Compared to other cell phones, the speakerphone is embarrassing. It isn’t loud enough and the proximity of the speakers to the microphone sometimes creates echoes. Apple chose to put the external speakers at the bottom of the iPhone, where your microphone is, instead of near the top or the sides. I’m sure with the tight packaging of the iPhone they were limited in their choices, but it’s still too bad. I would have loved to see NXT technology here, with the entire iPhone face acting as a speaker, that technology could also be used to provide haptic feedback for the iPhone touch screen. Too bad they didn’t consult us first, before we did our reduction to practice. Maybe next time.
#6: No copy and paste
We love the iPhone interface and think the keyboard actually works, but still typing a series of long urls into your emails is a pain. You can share links, but only one at a time. It doesn’t seem like having the ability to copy and paste text should be an advanced feature, this was how Apple started out with the first graphical wysiwyg word processors. Hopefully this bug will be fixed soon, I didn’t say upgraded since this should have been recognized as a vital feature. Apple really likes to tell you what you need and don’t need, kinda like the one button mouse.

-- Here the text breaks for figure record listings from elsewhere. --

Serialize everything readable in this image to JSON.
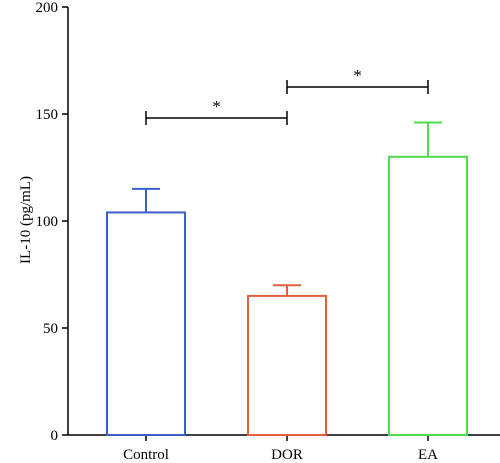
{
  "chart_data": {
    "type": "bar",
    "title": "",
    "xlabel": "",
    "ylabel": "IL-10 (pg/mL)",
    "ylim": [
      0,
      200
    ],
    "yticks": [
      0,
      50,
      100,
      150,
      200
    ],
    "grid": false,
    "legend": "none",
    "categories": [
      "Control",
      "DOR",
      "EA"
    ],
    "values": [
      104,
      65,
      130
    ],
    "error_upper": [
      115,
      70,
      146
    ],
    "colors": [
      "#3a5fcd",
      "#e3603a",
      "#4ddc4d"
    ],
    "significance": [
      {
        "from": "Control",
        "to": "DOR",
        "label": "*"
      },
      {
        "from": "DOR",
        "to": "EA",
        "label": "*"
      }
    ]
  }
}
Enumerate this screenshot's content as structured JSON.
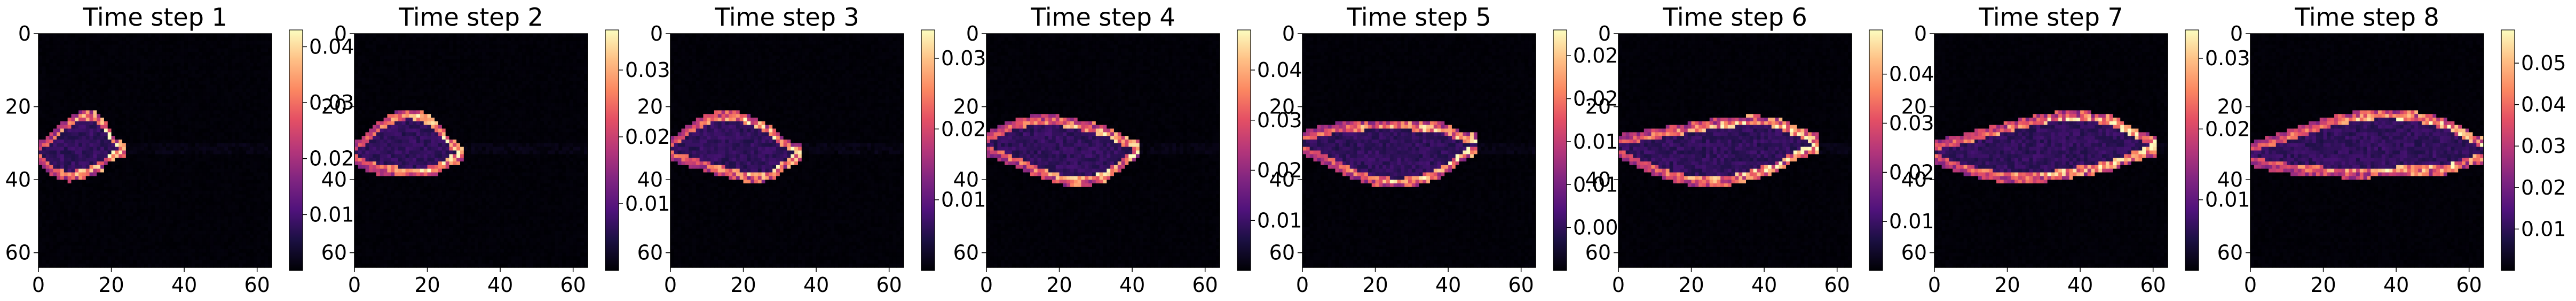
{
  "figure": {
    "panel_count": 8
  },
  "chart_data": [
    {
      "type": "heatmap",
      "title": "Time step 1",
      "xlabel": "",
      "ylabel": "",
      "xlim": [
        0,
        64
      ],
      "ylim": [
        64,
        0
      ],
      "xticks": [
        "0",
        "20",
        "40",
        "60"
      ],
      "yticks": [
        "0",
        "20",
        "40",
        "60"
      ],
      "colormap": "magma",
      "colorbar": {
        "min": 0.0,
        "max": 0.043,
        "ticks": [
          "0.01",
          "0.02",
          "0.03",
          "0.04"
        ]
      }
    },
    {
      "type": "heatmap",
      "title": "Time step 2",
      "xlabel": "",
      "ylabel": "",
      "xlim": [
        0,
        64
      ],
      "ylim": [
        64,
        0
      ],
      "xticks": [
        "0",
        "20",
        "40",
        "60"
      ],
      "yticks": [
        "0",
        "20",
        "40",
        "60"
      ],
      "colormap": "magma",
      "colorbar": {
        "min": 0.0,
        "max": 0.036,
        "ticks": [
          "0.01",
          "0.02",
          "0.03"
        ]
      }
    },
    {
      "type": "heatmap",
      "title": "Time step 3",
      "xlabel": "",
      "ylabel": "",
      "xlim": [
        0,
        64
      ],
      "ylim": [
        64,
        0
      ],
      "xticks": [
        "0",
        "20",
        "40",
        "60"
      ],
      "yticks": [
        "0",
        "20",
        "40",
        "60"
      ],
      "colormap": "magma",
      "colorbar": {
        "min": 0.0,
        "max": 0.034,
        "ticks": [
          "0.01",
          "0.02",
          "0.03"
        ]
      }
    },
    {
      "type": "heatmap",
      "title": "Time step 4",
      "xlabel": "",
      "ylabel": "",
      "xlim": [
        0,
        64
      ],
      "ylim": [
        64,
        0
      ],
      "xticks": [
        "0",
        "20",
        "40",
        "60"
      ],
      "yticks": [
        "0",
        "20",
        "40",
        "60"
      ],
      "colormap": "magma",
      "colorbar": {
        "min": 0.0,
        "max": 0.048,
        "ticks": [
          "0.01",
          "0.02",
          "0.03",
          "0.04"
        ]
      }
    },
    {
      "type": "heatmap",
      "title": "Time step 5",
      "xlabel": "",
      "ylabel": "",
      "xlim": [
        0,
        64
      ],
      "ylim": [
        64,
        0
      ],
      "xticks": [
        "0",
        "20",
        "40",
        "60"
      ],
      "yticks": [
        "0",
        "20",
        "40",
        "60"
      ],
      "colormap": "magma",
      "colorbar": {
        "min": 0.0,
        "max": 0.028,
        "ticks": [
          "0.005",
          "0.010",
          "0.015",
          "0.020",
          "0.025"
        ]
      }
    },
    {
      "type": "heatmap",
      "title": "Time step 6",
      "xlabel": "",
      "ylabel": "",
      "xlim": [
        0,
        64
      ],
      "ylim": [
        64,
        0
      ],
      "xticks": [
        "0",
        "20",
        "40",
        "60"
      ],
      "yticks": [
        "0",
        "20",
        "40",
        "60"
      ],
      "colormap": "magma",
      "colorbar": {
        "min": 0.0,
        "max": 0.049,
        "ticks": [
          "0.01",
          "0.02",
          "0.03",
          "0.04"
        ]
      }
    },
    {
      "type": "heatmap",
      "title": "Time step 7",
      "xlabel": "",
      "ylabel": "",
      "xlim": [
        0,
        64
      ],
      "ylim": [
        64,
        0
      ],
      "xticks": [
        "0",
        "20",
        "40",
        "60"
      ],
      "yticks": [
        "0",
        "20",
        "40",
        "60"
      ],
      "colormap": "magma",
      "colorbar": {
        "min": 0.0,
        "max": 0.034,
        "ticks": [
          "0.01",
          "0.02",
          "0.03"
        ]
      }
    },
    {
      "type": "heatmap",
      "title": "Time step 8",
      "xlabel": "",
      "ylabel": "",
      "xlim": [
        0,
        64
      ],
      "ylim": [
        64,
        0
      ],
      "xticks": [
        "0",
        "20",
        "40",
        "60"
      ],
      "yticks": [
        "0",
        "20",
        "40",
        "60"
      ],
      "colormap": "magma",
      "colorbar": {
        "min": 0.0,
        "max": 0.058,
        "ticks": [
          "0.01",
          "0.02",
          "0.03",
          "0.04",
          "0.05"
        ]
      }
    }
  ]
}
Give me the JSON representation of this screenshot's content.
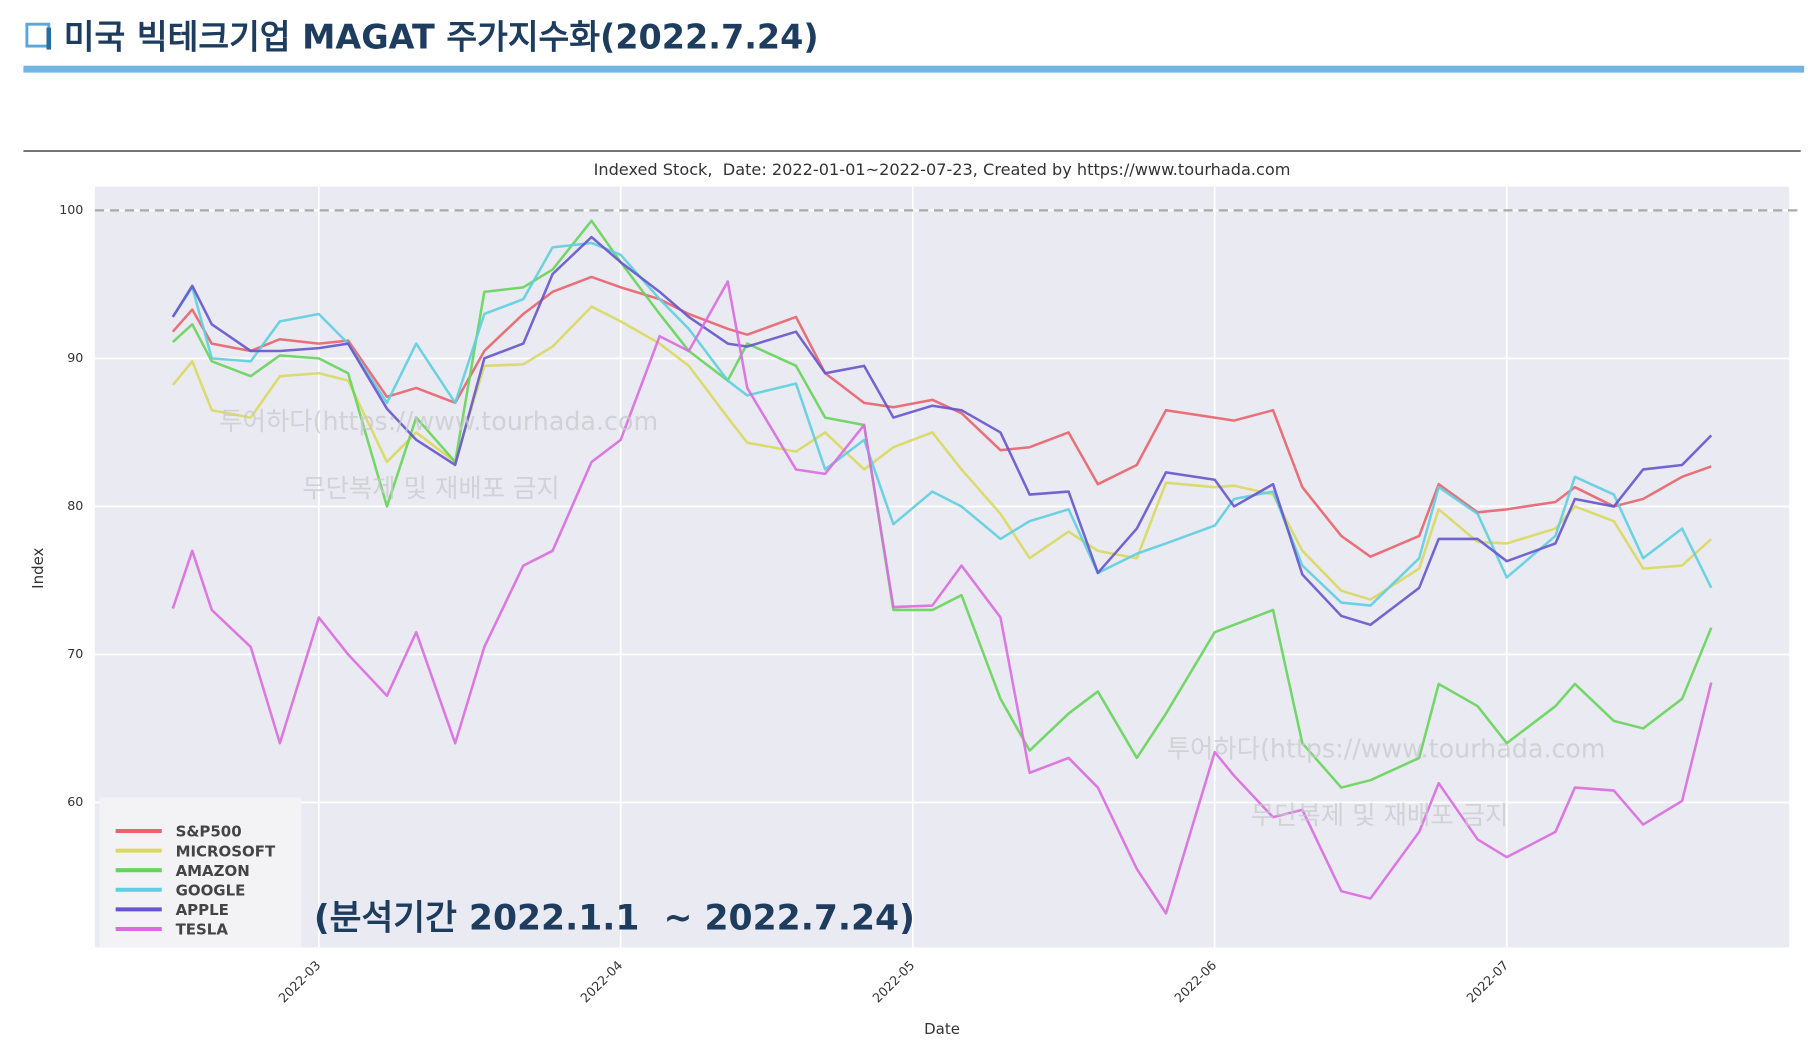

Admittedly some, okay many ringtones can be utterly annoying. Apple’s built in ringtones aren’t bad, but we need the ability to choose our own ringtones. Nearly every single phone on the market today can use mp3 ringtones. The hacked iPhones have already added this feature, so the only reason I can see why Apple hasn’t done it yet is that they want to charge people money for ringtones. They must be trying to develop their own DRM system for ringtones. Hmm…who’s starting to sound like the big bad monopoly now?
#8: Voice recording
Take an ordinary 5.5G iPod, throw a microphone on it, and you now have a voice recorder. The iPhone is an iPod… it has a microphone… but no voice recorder.
#9: Everyone is not all created equal
Apple is trying to market their iPhone as both Windows and Mac compatible, but compatible doesn’t mean equal. Microsoft saw the fact that if they wrote both Mac and Windows software, their Office suites would run on nearly all personal computers in the world. Apple realized with the iPod that compatibility opened up their market share, they didn’t start off with this belief as they were using firewire for the iPod instead of USB. With the iPhone though, Apple is again trying to proselytize that Macs are better. When syncing with a Mac, the iPhone is able to categorize contacts into groups, with windows it can’t. Publishing photos on the web from the camera only works if you have a .mac account. You may have Yahoo! mail, but where’s Flickr?
This will be the last iPhone article you’ll see from FiringSquad for some time. (At least until they open up the platform) Now that the hype has settled, we still have to say that the iPhone is still an excellent luxury toy. It’s still slick, it’s still a pleasure to use, and if Apple begins to address the flaws discussed above, it’ll only get better.